History of Crossroads Cemetery


 

Crossroads Cemetery

Louis Chandler, Ph.D.

 

The History of the Crossroads Cemetery

The Cross Roads Cemetery, the oldest, continuously operating one in the area, surrounds the Old Stone Church at the intersection of Monroeville Boulevards and Stroschein Road. Together, they create one of the community’s most familiar landmarks.

In the winter of 1799, it is said that a small child, possibly from a passing wagontrain, wandered off and became lost in the woods on the farm of Robert Johnson. No one came looking for him and no one reported him missing. When spring came and the snow melted, the child’s body was discovered. Johnston conducted a search for the child’s family but to no avail. He decided to bury the child where he lay, just a few feet from the spot where Johnston had buried his sister-in-law, Mary Clugston Johnston, in 1796. And in February 1800, Captain Johnston dedicated that portion of the family’s land as a “Common Cemetery.”

The first part of the cemetery was 154 square perches of Johnston land (.96 acres), bordered on the southwest side by the Northern Turnpike, on the west and northwest by Beatty and Joel Monroe properties, and on the northwest side by the William Beatty property (later the site of the Miracle Mile Shopping Center).
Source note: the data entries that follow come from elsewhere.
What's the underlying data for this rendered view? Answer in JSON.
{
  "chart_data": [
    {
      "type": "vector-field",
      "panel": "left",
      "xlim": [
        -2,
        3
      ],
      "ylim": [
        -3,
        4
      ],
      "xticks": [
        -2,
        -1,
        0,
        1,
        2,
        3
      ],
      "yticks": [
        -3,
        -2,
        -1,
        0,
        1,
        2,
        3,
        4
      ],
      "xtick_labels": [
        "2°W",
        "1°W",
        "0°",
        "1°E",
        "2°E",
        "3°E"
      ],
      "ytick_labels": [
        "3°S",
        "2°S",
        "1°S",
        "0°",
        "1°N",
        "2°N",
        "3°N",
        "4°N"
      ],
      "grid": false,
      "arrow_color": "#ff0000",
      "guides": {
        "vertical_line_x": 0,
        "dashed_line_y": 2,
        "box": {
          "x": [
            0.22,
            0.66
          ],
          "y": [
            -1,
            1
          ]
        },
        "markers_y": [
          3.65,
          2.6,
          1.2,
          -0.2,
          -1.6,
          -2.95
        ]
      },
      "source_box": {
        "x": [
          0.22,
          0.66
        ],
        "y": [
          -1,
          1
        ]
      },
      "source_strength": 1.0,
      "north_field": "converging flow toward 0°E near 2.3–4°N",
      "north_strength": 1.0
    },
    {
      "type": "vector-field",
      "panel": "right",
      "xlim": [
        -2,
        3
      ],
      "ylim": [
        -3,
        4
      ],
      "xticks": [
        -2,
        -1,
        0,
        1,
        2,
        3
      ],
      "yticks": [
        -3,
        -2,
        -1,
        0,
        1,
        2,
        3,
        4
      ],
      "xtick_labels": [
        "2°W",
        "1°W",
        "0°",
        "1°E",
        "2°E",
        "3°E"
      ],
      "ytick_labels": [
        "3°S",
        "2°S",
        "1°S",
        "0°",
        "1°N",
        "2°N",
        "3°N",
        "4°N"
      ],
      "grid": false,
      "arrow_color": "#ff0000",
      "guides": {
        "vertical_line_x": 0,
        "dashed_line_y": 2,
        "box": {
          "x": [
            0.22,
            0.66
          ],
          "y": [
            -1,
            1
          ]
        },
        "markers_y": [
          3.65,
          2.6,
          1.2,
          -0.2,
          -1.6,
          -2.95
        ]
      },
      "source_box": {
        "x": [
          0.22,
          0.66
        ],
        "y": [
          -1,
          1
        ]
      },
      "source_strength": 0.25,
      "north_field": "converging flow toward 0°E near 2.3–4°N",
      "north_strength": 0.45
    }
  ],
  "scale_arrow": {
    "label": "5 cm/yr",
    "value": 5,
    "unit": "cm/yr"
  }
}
In the early 1800s the Johnston’s homestead was burned to the ground in an Indian raid. John Johnson then traded some 200 acres of land to his neighbors, the Snodgrasses, for a half of beef, meat from nine hogs and other foods which could be spared to tide the family over until the next growing season. This trade would involve the Snodgrass property next to the cemetery and the Henry Beatty property, later a trailer court on the Prin property on Northern Pike just across from the cemetery. Additional land was donated by the Monroes, the Snodgrasses and the Johnstons.

Thus the Crossroads Cemetery preceded the building of the first Crossroads Church in the 1830s.